L’errore secondo Marinella Senatore
Il termine educazione, legato a rimandi noiosi e scolastici per i più, può illuminarsi di nuove energie e potenzialità prendendo in prestito la forza coinvolgente del pensiero di Marinella Senatore. Un fare artistico e un metodo confluiti nella School of Narrative Dance. Ecco di cosa si tratta.
L’occasione per scrivere ancora – mai abbastanza in realtà – di Marinella Senatore (Cava de’ Tirreni, 1977; vive a Berlino) è fornita dal suo sito. Un bel pretesto per mettere in parallelo il racconto dei temi fondamentali del suo fare arte con la prassi della pedagogia fenomenologica, basata sull’ascolto e sullo scambio a partire dal soggetto e non su una sterile trasmissione di contenuti, che può solo trarre nuova linfa dai presupposti di un’arte pensata come partecipata.
Il termine educazione, legato a rimandi noiosi e scolastici per i più, può illuminarsi di nuove energie e potenzialità prendendo in prestito la forza coinvolgente del pensiero di Marinella Senatore. Un fare artistico e un metodo confluiti nella School of Narrative Dance, “un grande contenitore assolutamente gratuito che gira per il mondo”, da lei fondata insieme a Elisa Zucchetti e Nandhan Molinaro nel 2013, dove non esiste errore, dove tutto è sempre sperimentazione collettiva che offre solo la preziosa consapevolezza della responsabilità personale di un io, come parte, che può riconoscersi ed esprimersi attraverso un noi.
Tra i video, nella sezione trailers, i risultati del suo lavoro e il racconto della school: non un luogo fisico, piuttosto una pratica nomade che di volta in volta diventa un potente catalizzatore capace ancora una volta di creare comunità. Ricucire i fili dell’essere-insieme attraverso il corpo, ascoltando, condividendo.
Alla School of Narrative Dance chiunque ha qualche cosa da insegnare è docente. Ai partecipanti non sono richieste abilità né grado di scolarizzazione ma il solo mettere a disposizione la propria esperienza. Vivere e condividere per trasformare un incontro in una narrazione performativa, diversa dall’evento o dallo spettacolo perché arte libera dai vincoli superficiali della perfezione formale, testimone coraggiosa e contagiosa della necessità di una onesta, reale pratica dell’autenticità.
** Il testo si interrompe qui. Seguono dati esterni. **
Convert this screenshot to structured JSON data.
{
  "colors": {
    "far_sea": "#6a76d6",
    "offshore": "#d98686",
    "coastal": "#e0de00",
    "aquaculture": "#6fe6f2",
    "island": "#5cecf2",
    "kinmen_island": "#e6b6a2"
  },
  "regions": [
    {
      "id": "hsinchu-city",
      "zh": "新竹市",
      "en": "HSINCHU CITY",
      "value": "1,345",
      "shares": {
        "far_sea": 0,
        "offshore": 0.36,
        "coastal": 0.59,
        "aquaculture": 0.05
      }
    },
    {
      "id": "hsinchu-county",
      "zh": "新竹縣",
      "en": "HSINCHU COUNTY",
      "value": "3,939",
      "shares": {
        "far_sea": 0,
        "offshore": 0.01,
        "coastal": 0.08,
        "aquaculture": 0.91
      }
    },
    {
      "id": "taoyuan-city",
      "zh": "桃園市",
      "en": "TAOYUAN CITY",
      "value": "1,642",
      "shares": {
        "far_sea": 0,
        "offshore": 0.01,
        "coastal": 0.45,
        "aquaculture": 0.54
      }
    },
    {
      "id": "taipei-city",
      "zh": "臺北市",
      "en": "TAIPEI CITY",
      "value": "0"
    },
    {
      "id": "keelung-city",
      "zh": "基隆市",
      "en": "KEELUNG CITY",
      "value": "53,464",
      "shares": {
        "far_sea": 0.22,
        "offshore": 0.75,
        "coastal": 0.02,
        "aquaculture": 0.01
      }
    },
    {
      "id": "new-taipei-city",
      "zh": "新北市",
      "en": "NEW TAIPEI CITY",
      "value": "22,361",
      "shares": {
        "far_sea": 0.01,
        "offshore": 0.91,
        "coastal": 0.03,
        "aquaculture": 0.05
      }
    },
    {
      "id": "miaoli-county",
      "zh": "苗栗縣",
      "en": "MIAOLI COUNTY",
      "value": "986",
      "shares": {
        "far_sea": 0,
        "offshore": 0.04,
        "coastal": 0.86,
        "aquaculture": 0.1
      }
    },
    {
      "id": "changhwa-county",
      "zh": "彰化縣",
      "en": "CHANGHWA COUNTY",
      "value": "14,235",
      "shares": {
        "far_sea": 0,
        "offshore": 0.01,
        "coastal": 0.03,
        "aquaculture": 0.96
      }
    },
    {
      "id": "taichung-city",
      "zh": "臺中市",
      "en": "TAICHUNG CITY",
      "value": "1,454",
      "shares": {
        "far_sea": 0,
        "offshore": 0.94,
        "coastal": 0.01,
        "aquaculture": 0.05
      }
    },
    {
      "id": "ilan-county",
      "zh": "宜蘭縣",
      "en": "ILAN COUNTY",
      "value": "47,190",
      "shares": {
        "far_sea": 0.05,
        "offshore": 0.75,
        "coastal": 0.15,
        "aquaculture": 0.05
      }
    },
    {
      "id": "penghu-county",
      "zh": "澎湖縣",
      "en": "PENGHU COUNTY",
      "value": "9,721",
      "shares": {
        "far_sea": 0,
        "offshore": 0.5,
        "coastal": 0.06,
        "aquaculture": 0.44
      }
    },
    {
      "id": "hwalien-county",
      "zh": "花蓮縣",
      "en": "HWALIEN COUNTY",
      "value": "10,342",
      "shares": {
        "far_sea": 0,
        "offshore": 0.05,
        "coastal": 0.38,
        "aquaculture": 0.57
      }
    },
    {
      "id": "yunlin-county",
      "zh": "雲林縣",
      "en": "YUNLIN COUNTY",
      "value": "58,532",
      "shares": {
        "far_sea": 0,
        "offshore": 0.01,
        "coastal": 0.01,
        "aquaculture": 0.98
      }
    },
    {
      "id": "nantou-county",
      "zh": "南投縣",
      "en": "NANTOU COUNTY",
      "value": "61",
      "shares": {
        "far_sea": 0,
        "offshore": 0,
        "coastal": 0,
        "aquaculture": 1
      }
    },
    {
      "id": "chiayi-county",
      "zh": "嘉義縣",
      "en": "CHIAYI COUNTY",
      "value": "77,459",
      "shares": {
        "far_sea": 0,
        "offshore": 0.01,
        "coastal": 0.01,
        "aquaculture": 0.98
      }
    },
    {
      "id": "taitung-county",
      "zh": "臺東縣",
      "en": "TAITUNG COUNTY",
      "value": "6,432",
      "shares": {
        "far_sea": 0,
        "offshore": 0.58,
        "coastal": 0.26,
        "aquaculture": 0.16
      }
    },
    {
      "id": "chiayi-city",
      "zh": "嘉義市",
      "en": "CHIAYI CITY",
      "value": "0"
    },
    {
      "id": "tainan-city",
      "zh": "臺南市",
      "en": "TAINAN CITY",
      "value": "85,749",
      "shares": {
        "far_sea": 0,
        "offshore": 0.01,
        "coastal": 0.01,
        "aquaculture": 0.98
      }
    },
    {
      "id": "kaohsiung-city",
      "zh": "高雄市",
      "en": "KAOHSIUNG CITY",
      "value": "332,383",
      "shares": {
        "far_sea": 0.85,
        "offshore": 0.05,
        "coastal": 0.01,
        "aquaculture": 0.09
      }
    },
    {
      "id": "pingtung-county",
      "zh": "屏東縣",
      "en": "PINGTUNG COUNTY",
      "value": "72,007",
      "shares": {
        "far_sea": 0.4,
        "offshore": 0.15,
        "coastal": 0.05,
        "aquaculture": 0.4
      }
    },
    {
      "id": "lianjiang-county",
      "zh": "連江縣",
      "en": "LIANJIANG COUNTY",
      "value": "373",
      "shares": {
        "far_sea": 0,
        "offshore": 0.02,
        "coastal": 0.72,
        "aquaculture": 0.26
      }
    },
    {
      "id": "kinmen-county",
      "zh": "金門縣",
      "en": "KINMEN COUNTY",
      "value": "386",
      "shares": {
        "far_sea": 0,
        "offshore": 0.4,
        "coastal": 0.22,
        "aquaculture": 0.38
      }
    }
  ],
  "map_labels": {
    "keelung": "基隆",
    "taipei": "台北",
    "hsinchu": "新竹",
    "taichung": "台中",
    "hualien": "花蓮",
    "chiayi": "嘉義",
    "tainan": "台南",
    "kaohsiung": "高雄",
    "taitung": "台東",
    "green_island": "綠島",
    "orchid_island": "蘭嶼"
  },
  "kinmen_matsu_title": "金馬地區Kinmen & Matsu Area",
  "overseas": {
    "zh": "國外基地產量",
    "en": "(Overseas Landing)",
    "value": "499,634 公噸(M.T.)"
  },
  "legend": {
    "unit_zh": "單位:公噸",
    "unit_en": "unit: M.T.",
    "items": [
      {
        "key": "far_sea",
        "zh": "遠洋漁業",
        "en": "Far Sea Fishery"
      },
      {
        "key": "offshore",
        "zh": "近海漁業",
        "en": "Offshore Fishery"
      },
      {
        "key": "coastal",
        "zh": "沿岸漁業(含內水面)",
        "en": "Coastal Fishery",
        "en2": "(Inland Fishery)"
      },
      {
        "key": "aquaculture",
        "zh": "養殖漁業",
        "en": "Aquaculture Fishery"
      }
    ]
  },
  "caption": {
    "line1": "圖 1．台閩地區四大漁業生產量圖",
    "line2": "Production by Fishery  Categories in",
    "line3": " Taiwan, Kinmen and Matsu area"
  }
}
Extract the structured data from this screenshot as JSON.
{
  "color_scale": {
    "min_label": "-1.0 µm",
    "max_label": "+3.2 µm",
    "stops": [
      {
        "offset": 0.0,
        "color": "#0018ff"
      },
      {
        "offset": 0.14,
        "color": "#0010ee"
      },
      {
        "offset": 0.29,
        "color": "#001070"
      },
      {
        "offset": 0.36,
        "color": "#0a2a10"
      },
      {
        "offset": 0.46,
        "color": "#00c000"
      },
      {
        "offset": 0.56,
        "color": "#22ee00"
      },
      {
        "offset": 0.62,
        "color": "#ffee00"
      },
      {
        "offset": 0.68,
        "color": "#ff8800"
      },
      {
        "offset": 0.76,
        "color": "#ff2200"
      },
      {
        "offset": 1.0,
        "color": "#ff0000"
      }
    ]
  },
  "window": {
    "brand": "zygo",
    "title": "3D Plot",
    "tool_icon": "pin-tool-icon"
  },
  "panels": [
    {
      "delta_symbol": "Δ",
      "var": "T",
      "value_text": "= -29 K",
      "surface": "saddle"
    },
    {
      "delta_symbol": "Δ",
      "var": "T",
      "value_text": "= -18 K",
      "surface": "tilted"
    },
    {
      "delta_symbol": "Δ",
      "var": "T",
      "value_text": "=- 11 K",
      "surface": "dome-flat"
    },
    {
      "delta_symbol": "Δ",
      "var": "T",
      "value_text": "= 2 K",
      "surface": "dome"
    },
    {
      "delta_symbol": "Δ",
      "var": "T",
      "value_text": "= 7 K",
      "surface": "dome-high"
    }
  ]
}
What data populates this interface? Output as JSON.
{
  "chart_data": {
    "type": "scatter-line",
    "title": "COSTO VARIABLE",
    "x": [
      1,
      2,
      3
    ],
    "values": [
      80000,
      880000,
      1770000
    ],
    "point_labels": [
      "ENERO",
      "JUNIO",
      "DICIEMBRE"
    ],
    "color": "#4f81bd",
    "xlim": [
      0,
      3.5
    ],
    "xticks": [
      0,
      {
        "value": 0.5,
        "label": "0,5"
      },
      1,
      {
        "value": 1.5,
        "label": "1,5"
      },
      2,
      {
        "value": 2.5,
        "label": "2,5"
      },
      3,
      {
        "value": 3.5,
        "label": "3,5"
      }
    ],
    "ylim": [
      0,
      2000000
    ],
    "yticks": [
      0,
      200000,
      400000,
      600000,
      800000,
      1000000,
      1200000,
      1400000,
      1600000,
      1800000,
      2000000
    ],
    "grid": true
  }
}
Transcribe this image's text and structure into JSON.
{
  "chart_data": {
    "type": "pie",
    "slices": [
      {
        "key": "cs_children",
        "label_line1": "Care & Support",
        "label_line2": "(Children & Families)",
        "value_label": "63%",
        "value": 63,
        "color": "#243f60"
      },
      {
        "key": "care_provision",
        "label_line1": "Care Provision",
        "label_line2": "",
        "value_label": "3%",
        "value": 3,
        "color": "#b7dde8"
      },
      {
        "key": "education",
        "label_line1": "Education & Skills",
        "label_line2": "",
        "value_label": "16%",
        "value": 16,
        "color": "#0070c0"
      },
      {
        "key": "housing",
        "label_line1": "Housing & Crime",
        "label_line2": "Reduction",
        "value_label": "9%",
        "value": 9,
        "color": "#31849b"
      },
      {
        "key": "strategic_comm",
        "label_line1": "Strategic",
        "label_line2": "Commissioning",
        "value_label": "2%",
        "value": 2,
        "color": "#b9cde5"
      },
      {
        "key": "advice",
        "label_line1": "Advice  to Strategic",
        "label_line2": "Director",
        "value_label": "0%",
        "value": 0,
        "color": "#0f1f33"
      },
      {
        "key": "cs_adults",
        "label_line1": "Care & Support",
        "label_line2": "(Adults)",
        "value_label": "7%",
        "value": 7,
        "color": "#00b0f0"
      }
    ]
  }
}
Un moderno rito laico, dove il credo condiviso non è annullarsi nel sovrumano ma nella scommessa di essere contemporaneamente uno e parte di un tutto attraverso sceneggiature corali nelle quali il corpo strumento di “resistenza della condizione sociale”, parole dell’artista, privo di filtri o sovrastrutture, è interprete e narratore privilegiato di un’esperienza da riscoprire e tradurre.
Sul sito, altro progetto significativo, Estman Radio Project, babele di lingue e ambiti per una piattaforma aperta a scambi e contributi, accessibile a chiunque. Fra gli interventi, anche quello del filosofo Francisco Jaruta, del fisico Jorge Wagensberg o dell’architetto urbanista Santiago Cirugeda. Tanto altro in un fare arte non utopistico, segnato da un impegno sociale e politico, reso in opere di grande intensità, indicazione di metodo esistenziale praticabile.